Department of Bioscience and Technology for Food, Agriculture and Environment, University of Teramo, 64100 Teramo, Italy.
Int J Mol Sci. 2023 Jul 29;24(15):12144. doi: 10.3390/ijms241512144.
This research introduces a novel pipeline that couples machine learning (ML), and molecular docking for accelerating the process of small peptide ligand screening through the prediction of peptide-protein docking. Eight ML algorithms were analyzed for their potential. Notably, Light Gradient Boosting Machine (LightGBM), despite having comparable F1-score and accuracy to its counterparts, showcased superior computational efficiency. LightGBM was used to classify peptide-protein docking performance of the entire tetrapeptide library of 160,000 peptide ligands against four viral envelope proteins. The library was classified into two groups, 'better performers' and 'worse performers'. By training the LightGBM algorithm on just 1% of the tetrapeptide library, we successfully classified the remaining 99%with an accuracy range of 0.81-0.85 and an F1-score between 0.58-0.67. Three different molecular docking software were used to prove that the process is not software dependent. With an adjustable probability threshold (from 0.5 to 0.95), the process could be accelerated by a factor of at least 10-fold and still get 90-95% concurrence with the method without ML. This study validates the efficiency of machine learning coupled to molecular docking in rapidly identifying top peptides without relying on high-performance computing power, making it an effective tool for screening potential bioactive compounds.
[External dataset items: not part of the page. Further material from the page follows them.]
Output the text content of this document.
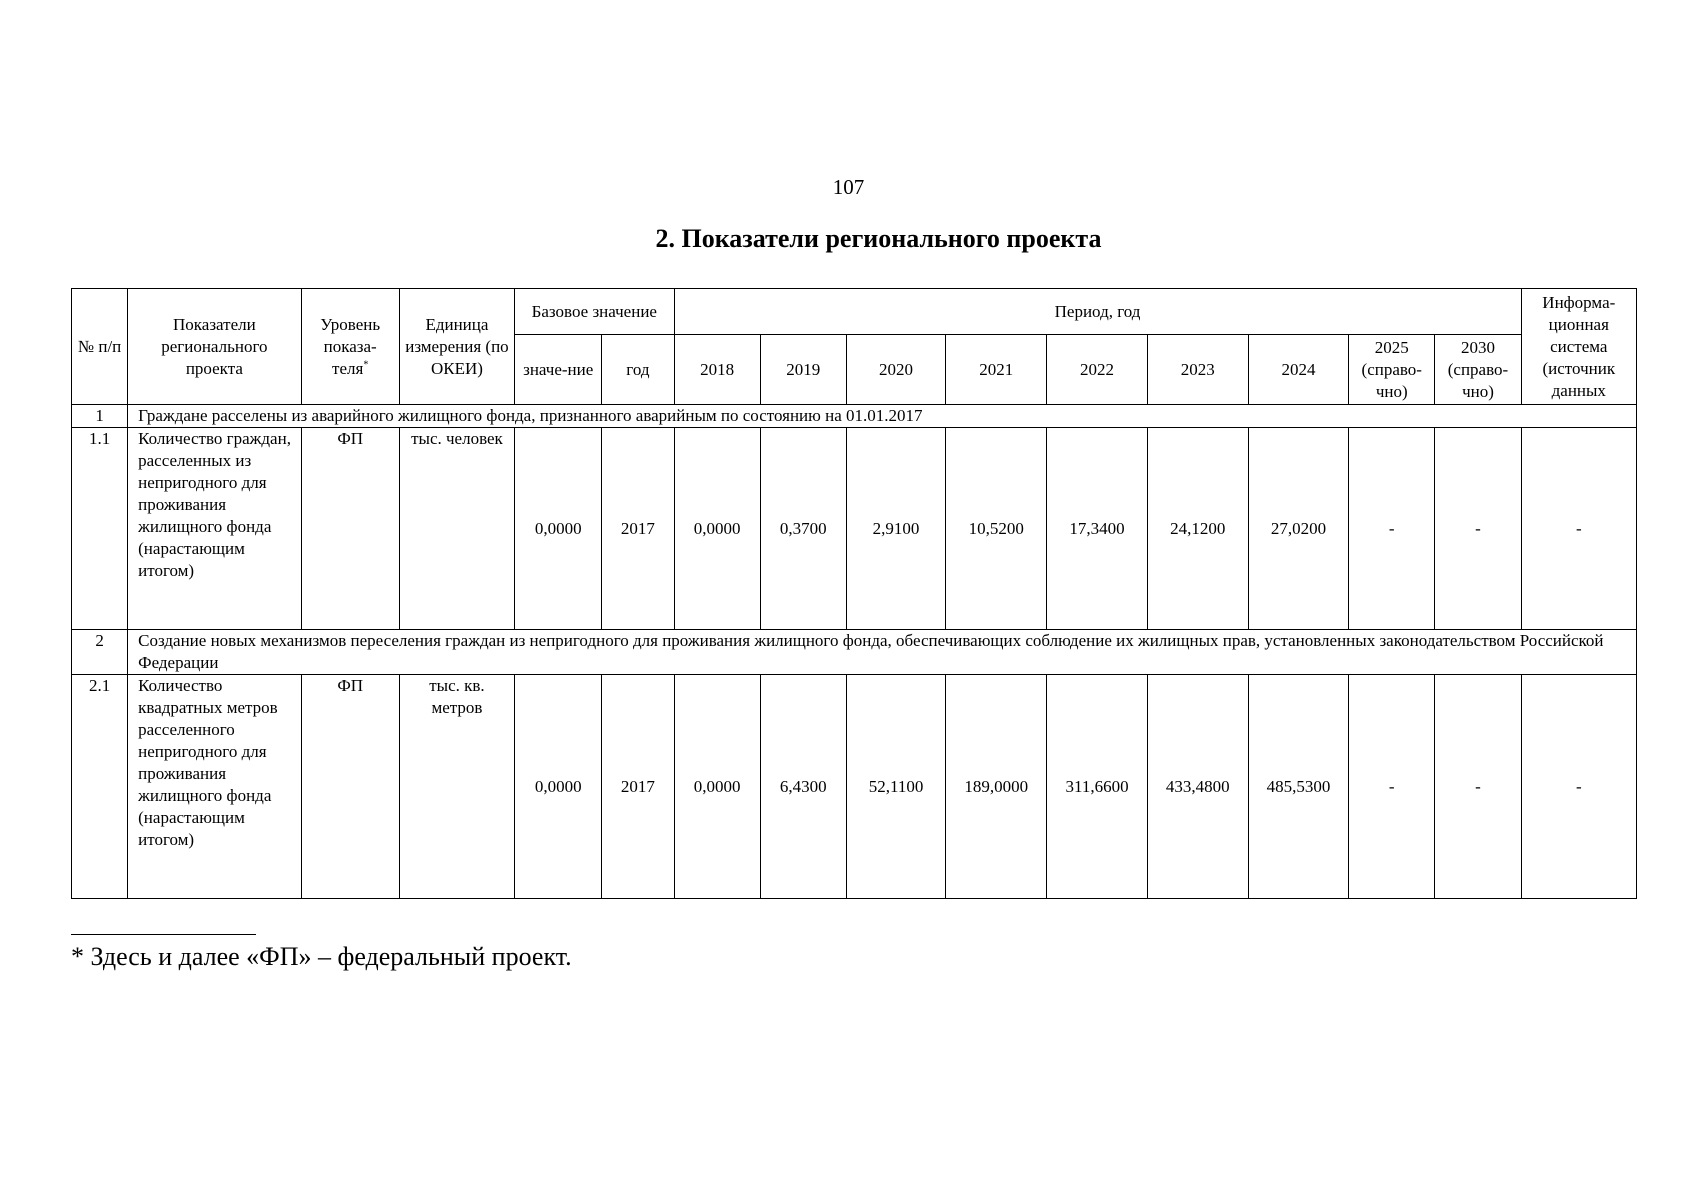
107
2. Показатели регионального проекта
№ п/п	Показатели регионального проекта	Уровень показа-теля*	Единица измерения (по ОКЕИ)	Базовое значение		Период, год									Информа-ционная система (источник данных
				значе-ние	год	2018	2019	2020	2021	2022	2023	2024	2025 (справо-чно)	2030 (справо-чно)	
1	Граждане расселены из аварийного жилищного фонда, признанного аварийным по состоянию на 01.01.2017														
1.1	Количество граждан, расселенных из непригодного для проживания жилищного фонда (нарастающим итогом)	ФП	тыс. человек	0,0000	2017	0,0000	0,3700	2,9100	10,5200	17,3400	24,1200	27,0200	-	-	-
2	Создание новых механизмов переселения граждан из непригодного для проживания жилищного фонда, обеспечивающих соблюдение их жилищных прав, установленных законодательством Российской Федерации														
2.1	Количество квадратных метров расселенного непригодного для проживания жилищного фонда (нарастающим итогом)	ФП	тыс. кв. метров	0,0000	2017	0,0000	6,4300	52,1100	189,0000	311,6600	433,4800	485,5300	-	-	-
* Здесь и далее «ФП» – федеральный проект.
这项研究介绍了一种新的流水线,该流水线将机器学习(ML)和分子对接相结合,通过预测肽-蛋白对接来加速小肽配体筛选的过程。分析了八种 ML 算法的潜力。值得注意的是,尽管 Light Gradient Boosting Machine(LightGBM)的 F1 得分和准确性与其同类相当,但它具有更高的计算效率。LightGBM 用于对来自四个病毒包膜蛋白的 16 万个肽配体的整个四肽库的肽-蛋白对接性能进行分类。该文库被分为两组,“表现更好”和“表现更差”。通过仅在四肽文库的 1%上训练 LightGBM 算法,我们成功地以 0.81-0.85 的准确率和 0.58-0.67 的 F1 分数对其余 99%进行了分类。使用三种不同的分子对接软件证明了该过程不依赖于软件。通过调整概率阈值(从 0.5 到 0.95),该过程可以加速 10 倍以上,并且仍然可以与不使用 ML 的方法达到 90-95%的一致性。这项研究验证了机器学习与分子对接相结合在快速识别顶级肽方面的效率,而无需依赖高性能计算能力,使其成为筛选潜在生物活性化合物的有效工具。